8/30/13

House of Suns

"Uncle. Uncle!"
I look up. I realize Jenny is calling me for some time. She's standing in front of me, frowning, hands on her hips. She wears jeans and a red T-shirt "Brain rulez" written across her tits. It completely ruins her attempt to look serious. 
"Yes?" I grin at her.
"I hate to repeat myself" she says.
"Sorry Dear, I was reading."
She sighs.
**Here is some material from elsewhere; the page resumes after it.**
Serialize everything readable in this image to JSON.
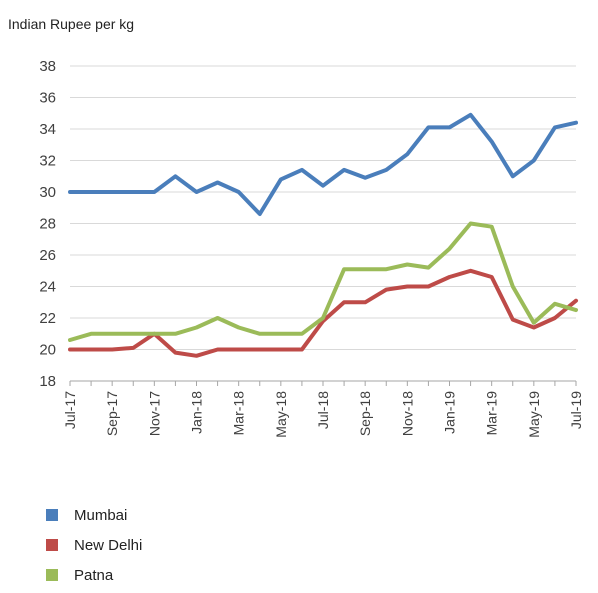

She knows well how deeply I can immerse in a book. I call it deep concentration, she calls it "men cannot focus on more than one thing". Women can multitask, but the male brain just doesn't work like that. When I'm reading, the outside world cease to exist. I submerge into the imaginary world of the story, I breath with it, I live in it.
Jenny crosses her arms. "And where were you this time?"
Where were I? Millions of miles and millions of years away, in another galaxy. I'm reading the House of Suns by Alistair Reynolds. It takes me far away from the everyday troubles, and makes my daily problems ridiculously subtle. This is why I love to read Reynolds. But how could I explain it to my niece? She would roll her eyes and call me a hopeless dreamer. 
I try to do it, anyway. I talk her about Campion and Purslane, the two shatterlings who travel across the universe through hundreds of thousands of years, in deep sleep, waking to fly into adventures. They witness the rise and fall of human empires. It puts the mind on test just to imagine the scale of the distance and time they travel. I know Jenny is a practical gal, so I tell her about the trouble the protagonists get into, the danger they face and the adventure they are part of. When I mention that their enemies almost kill them, trying to eliminate their whole genetic line, and I talk about the spaceship chase and the monumental ending, her eyes sparkle with interest.
"Must be hell of a story" she says.
"It is, indeed" I say. I don't mention the things I don't like in the book: it is too long in some places, and all the characters talk exactly in the same punctual, high class way. These doesn't seem important to mention to Jenny.
"Well, since you are listening to me now, could you please give me a hand to bring in the groceries from my car?" she asks.
I supress a sigh, and put my book down. I resist to have a longing look at it, instead I put my arm around Jenny's shoulder, and I ask her while we're walking toward the door:
"What was your day like?"
She smiles at me, and I feel like being the kind uncle she can count on. The House of Suns will patiently wait for my return.